Streit um Online-Portal: Verleger erwägen Klage gegen RBB
Zu presseähnlich: Nach abgelehnter Unterlassungserklärung wegen seines Onlineportals RBB24 steht der Hauptstadt-Sender weiter im Fokus. Verleger erwägen, ob sie eine Klage erheben.
Erst Radio Bremen (RB), jetzt der RBB: Der Rundfunk Berlin-Brandenburg ist nicht bereit, einer Unterlassungsaufforderung von fünf ostdeutschen Tageszeitungsverlagen wegen seines Onlineportals RBB24 nachzukommen. Jetzt droht dem Sender eine Unterlassungsklage, wie sie bereits gegen Radio Bremen erhoben wurde – in diesem Fall von vier nordwestdeutschen Pressehäusern.
Die Verlage in Ost und West werfen den beiden ARD-Anstalten vor, sie würden auf ihren Internetportalen „presseähnliche“ Texte ohne Bezug zu eigenen Sendungen veröffentlichen. Dies sei ein Verstoß gegen den Rundfunkstaatsvertrag der Bundesländer. Laut einem Urteil des Bundesgerichtshofs von 2015 ist dabei entscheidend, ob ein Onlineangebot „in der Gesamtheit seiner nichtsendungsbezogenen Beiträge als presseähnlich einzustufen“ sei.
Das sei dann der Fall, wenn der Text deutlich im Vordergrund stehe. Nach dieser Maßgabe entschied das Oberlandesgericht Köln 2016 auf eine Klage von elf Verlagen, dass die „Tagesschau“-App zu presseähnlich und damit unzulässig sei – jedenfalls in der Form einer Beispiel-Ausgabe von 2011.

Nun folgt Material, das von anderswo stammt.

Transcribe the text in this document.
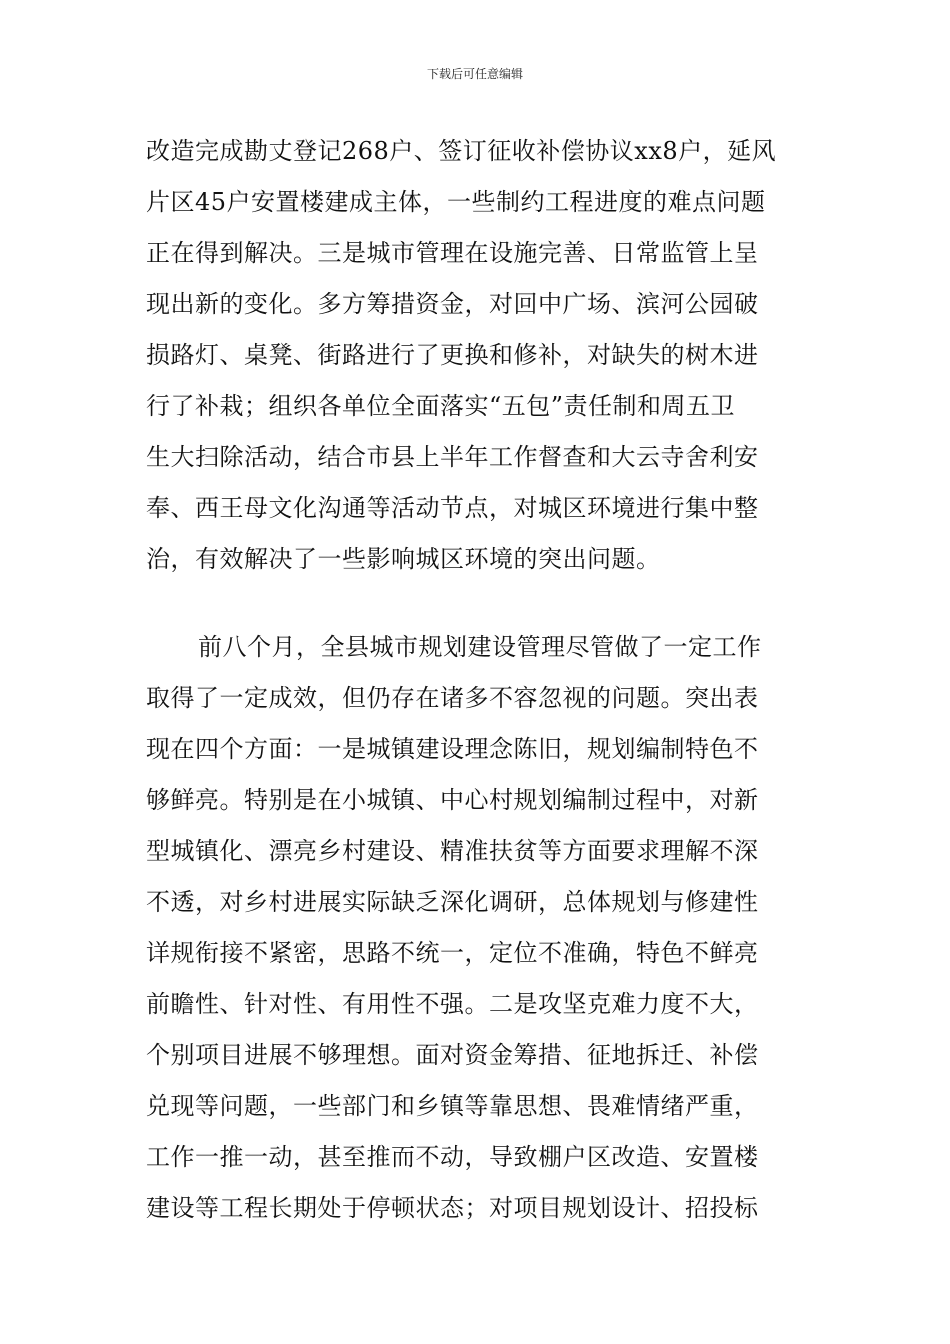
下载后可任意编辑
改造完成勘丈登记268户、签订征收补偿协议xx8户，延风
片区45户安置楼建成主体，一些制约工程进度的难点问题
正在得到解决。三是城市管理在设施完善、日常监管上呈
现出新的变化。多方筹措资金，对回中广场、滨河公园破
损路灯、桌凳、街路进行了更换和修补，对缺失的树木进
行了补栽；组织各单位全面落实“五包”责任制和周五卫
生大扫除活动，结合市县上半年工作督查和大云寺舍利安
奉、西王母文化沟通等活动节点，对城区环境进行集中整
治，有效解决了一些影响城区环境的突出问题。
前八个月，全县城市规划建设管理尽管做了一定工作
取得了一定成效，但仍存在诸多不容忽视的问题。突出表
现在四个方面：一是城镇建设理念陈旧，规划编制特色不
够鲜亮。特别是在小城镇、中心村规划编制过程中，对新
型城镇化、漂亮乡村建设、精准扶贫等方面要求理解不深
不透，对乡村进展实际缺乏深化调研，总体规划与修建性
详规衔接不紧密，思路不统一，定位不准确，特色不鲜亮
前瞻性、针对性、有用性不强。二是攻坚克难力度不大，
个别项目进展不够理想。面对资金筹措、征地拆迁、补偿
兑现等问题，一些部门和乡镇等靠思想、畏难情绪严重，
工作一推一动，甚至推而不动，导致棚户区改造、安置楼
建设等工程长期处于停顿状态；对项目规划设计、招投标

Das Kölner Urteil ist noch nicht rechtskräftig, aber die Zeitungen rund um Berlin und Bremen fühlen sich bestärkt, gegen RBB und Radio Bremen vorzugehen. Die Unterlassungsaufforderung an den Hauptstadtsender wurde unterzeichnet von den Verlagen des Berliner Boulevardblatts „B.Z.“, der „Lausitzer Rundschau“, der „Märkischen Allgemeinen“, „Märkischer Oderzeitung“ und „Volksstimme“.

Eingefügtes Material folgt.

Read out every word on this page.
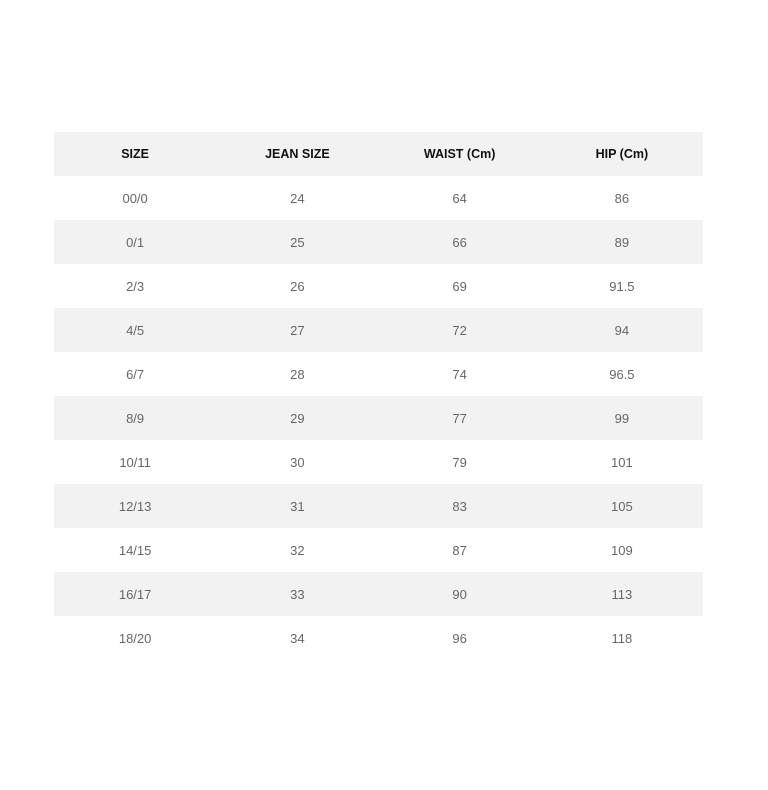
SIZE	JEAN SIZE	WAIST (Cm)	HIP (Cm)
00/0	24	64	86
0/1	25	66	89
2/3	26	69	91.5
4/5	27	72	94
6/7	28	74	96.5
8/9	29	77	99
10/11	30	79	101
12/13	31	83	105
14/15	32	87	109
16/17	33	90	113
18/20	34	96	118
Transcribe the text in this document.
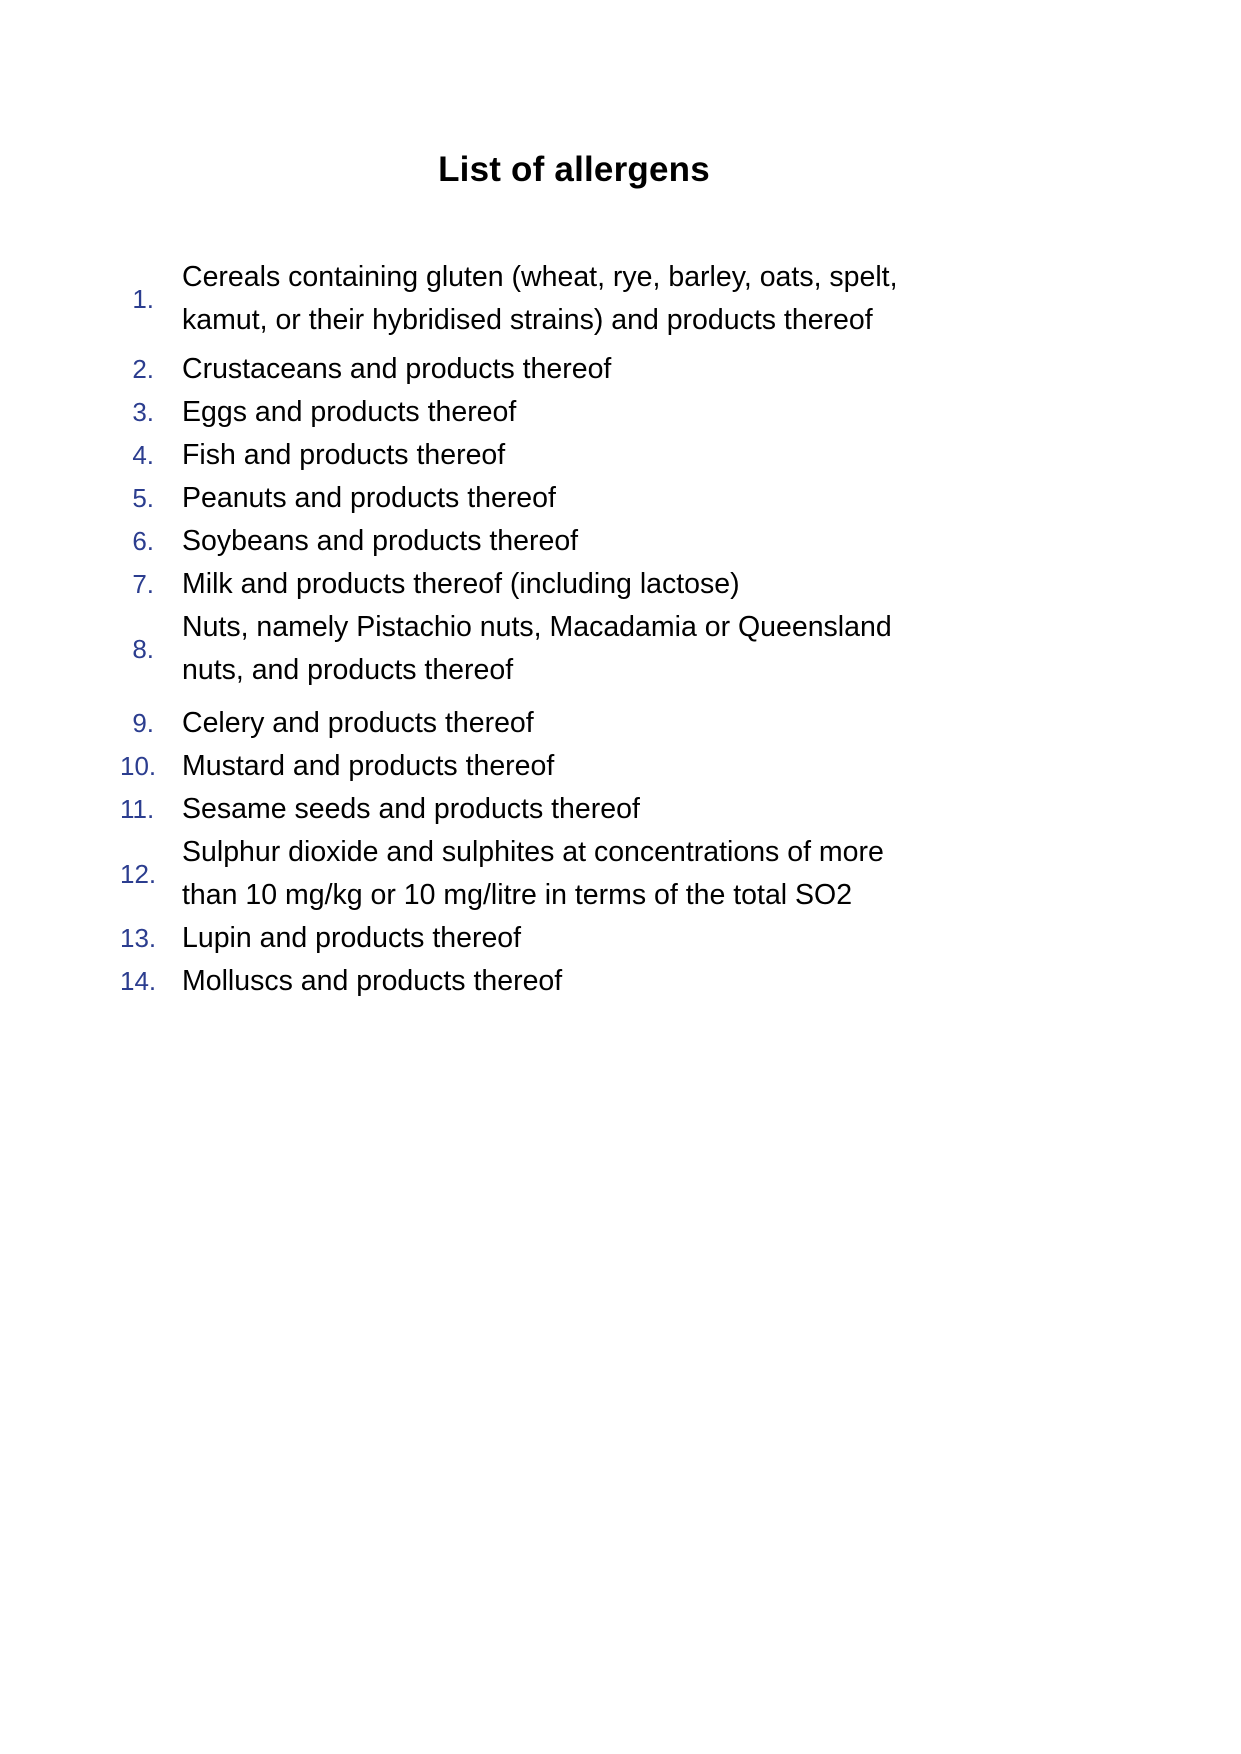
List of allergens
1.
Cereals containing gluten (wheat, rye, barley, oats, spelt, kamut, or their hybridised strains) and products thereof
2. Crustaceans and products thereof
3. Eggs and products thereof
4. Fish and products thereof
5. Peanuts and products thereof
6. Soybeans and products thereof
7. Milk and products thereof (including lactose)
8.
Nuts, namely Pistachio nuts, Macadamia or Queensland nuts, and products thereof
9. Celery and products thereof
10. Mustard and products thereof
11. Sesame seeds and products thereof
12.
Sulphur dioxide and sulphites at concentrations of more than 10 mg/kg or 10 mg/litre in terms of the total SO2
13. Lupin and products thereof
14. Molluscs and products thereof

Flächendeckende lokale Berichterstattung sei verboten
Bis zur gesetzten Frist am Montag um 24 Uhr habe der RBB die geforderte Erklärung nicht abgegeben, sagte am Dienstag der „Verband der Zeitungsverlage in Berlin und Ostdeutschland“ auf Tagesspiegel-Anfrage. Die fünf Verbandsmitglieder prüfen jetzt, ob sie nach dem Bremer Beispiel Klage erheben.

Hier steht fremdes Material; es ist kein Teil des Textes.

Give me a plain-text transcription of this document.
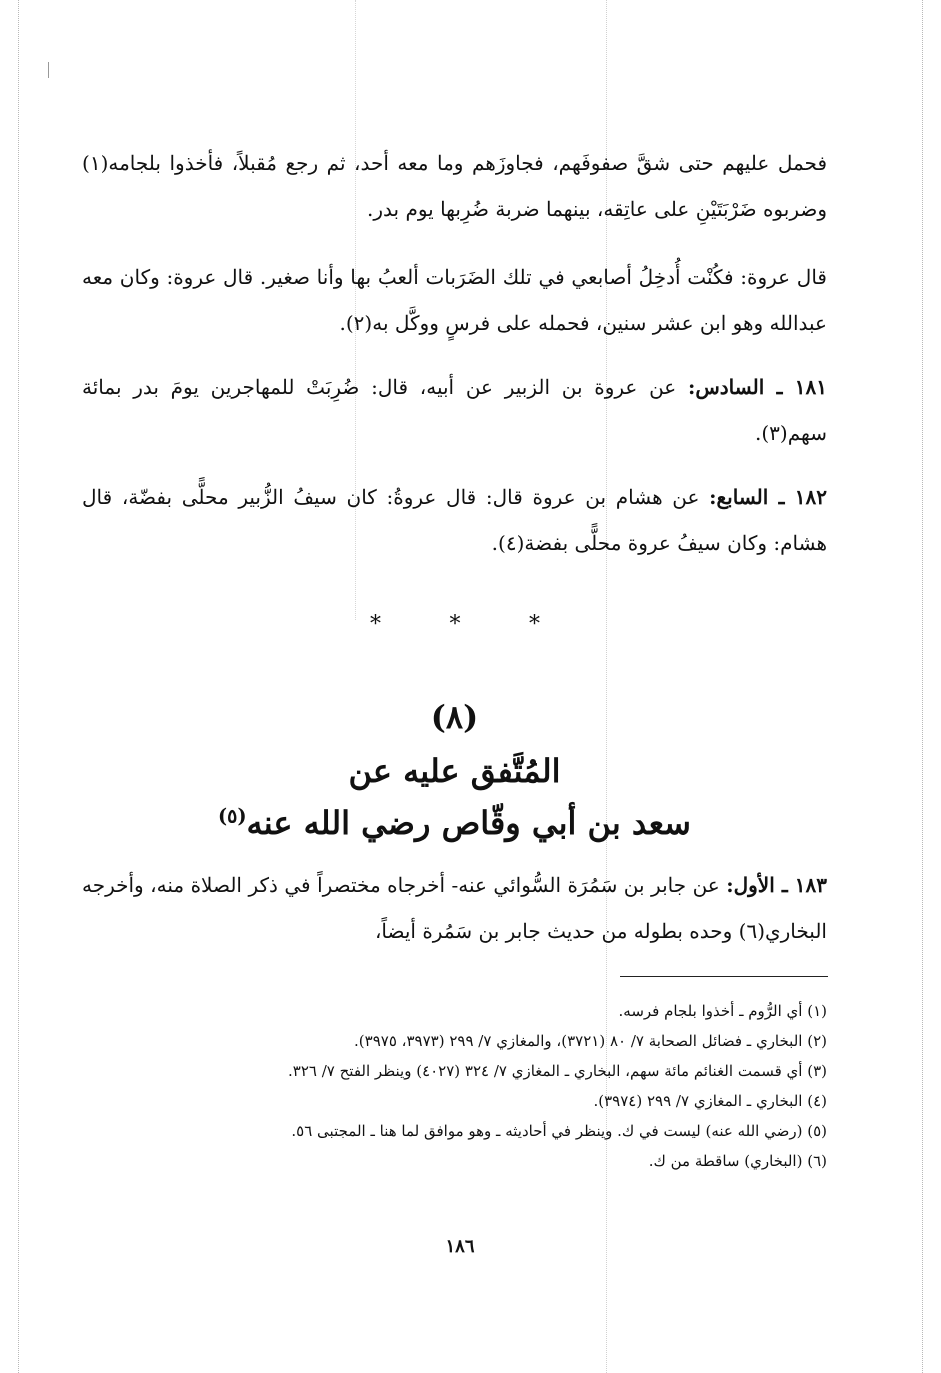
فحمل عليهم حتى شقَّ صفوفَهم، فجاوزَهم وما معه أحد، ثم رجع مُقبلاً، فأخذوا بلجامه(١) وضربوه ضَرْبَتَيْنِ على عاتِقه، بينهما ضربة ضُرِبها يوم بدر.

قال عروة: فكُنْت أُدخِلُ أصابعي في تلك الضَرَبات ألعبُ بها وأنا صغير. قال عروة: وكان معه عبدالله وهو ابن عشر سنين، فحمله على فرسٍ ووكَّل به(٢).

١٨١ ـ السادس: عن عروة بن الزبير عن أبيه، قال: ضُرِبَتْ للمهاجرين يومَ بدر بمائة سهم(٣).

١٨٢ ـ السابع: عن هشام بن عروة قال: قال عروةُ: كان سيفُ الزُّبير محلًّى بفضّة، قال هشام: وكان سيفُ عروة محلًّى بفضة(٤).

*	*	*
(٨)
المُتَّفق عليه عن
سعد بن أبي وقّاص رضي الله عنه$^{(٥)}$

١٨٣ ـ الأول: عن جابر بن سَمُرَة السُّوائي عنه- أخرجاه مختصراً في ذكر الصلاة منه، وأخرجه البخاري(٦) وحده بطوله من حديث جابر بن سَمُرة أيضاً،

(١) أي الرُّوم ـ أخذوا بلجام فرسه.

(٢) البخاري ـ فضائل الصحابة ٧/ ٨٠ (٣٧٢١)، والمغازي ٧/ ٢٩٩ (٣٩٧٣، ٣٩٧٥).

(٣) أي قسمت الغنائم مائة سهم، البخاري ـ المغازي ٧/ ٣٢٤ (٤٠٢٧) وينظر الفتح ٧/ ٣٢٦.

(٤) البخاري ـ المغازي ٧/ ٢٩٩ (٣٩٧٤).

(٥) (رضي الله عنه) ليست في ك. وينظر في أحاديثه ـ وهو موافق لما هنا ـ المجتبى ٥٦.

(٦) (البخاري) ساقطة من ك.

١٨٦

Vor dem Landgericht Bremen tun dies bereits die Verleger des „Weser-Kuriers“, der „Nordsee-Zeitung“, des „Delmenhorster Kreisblatts“ und des „Osterholzer Kreisblatts“. Am Internetangebot von Radio Bremen missfällt ihnen neben der angeblichen Presseähnlichkeit auch die Themenfülle: Eine „flächendeckende lokale Berichterstattung“ sei laut Rundfunkstaatsvertrag nämlich ebenfalls verboten.
Gerne hätte der Tagesspiegel gewusst, was der RBB zu dem Rechtsstreit sagt. Aber das öffentlich-rechtliche Unternehmen verweigert jede Stellungnahme, weil es sich um ein laufendes juristisches Verfahren handele. „Wir tragen das nicht-öffentlich aus“, sagte am Dienstag Pressesprecher Justus Demmer.
Sein Bremer Kollege Michael Glöckner ist auskunftsfreudiger: „Radio Bremen verhält sich in jeder Hinsicht rechtskonform“, teilte er dem Tagesspiegel mit. „Der Rundfunkauftrag von Radio Bremen beinhaltet unzweifelhaft auch, dass Themen von primär lokaler Bedeutung zulässig sind.“ Das RB-Onlineangebot beziehe sich „weit überwiegend auf die Fernseh- oder Radiosendungen, hat also einen eindeutigen Sendungsbezug“.
Vorsorglich habe Radio Bremen seit dem Kölner „Tagesschau“-App-Urteil aber damit begonnen, bei den Online-Beiträgen ausdrücklich auf die jeweils zugrunde liegenden Sendungen hinzuweisen, so Glöckner weiter.
Der Hinweis beginnt jeweils mit den Worten: „Dieses Thema im Programm:“ und erwähnt die jeweilige Sendung. Laut Suchfunktion auf radiobremen.de häufen sich die Vermerke allerdings erst seit dem Eingang der Unterlassungsaufforderung im März. Einzelne ältere Onlinetexte von 2016 wurden offenbar nachträglich mit explizitem Sendungsbezug versehen.
Das zeigt sich bei einem Vergleich der Texte, wie sie heute im RB-Online-Archiv abrufbar sind, mit jener Version, wie sie am 16. Januar im Netz stand. Auf diesen Beispiel-Tag bezieht sich die Unterlassungsklage der Verlage aus dem Bremer Raum.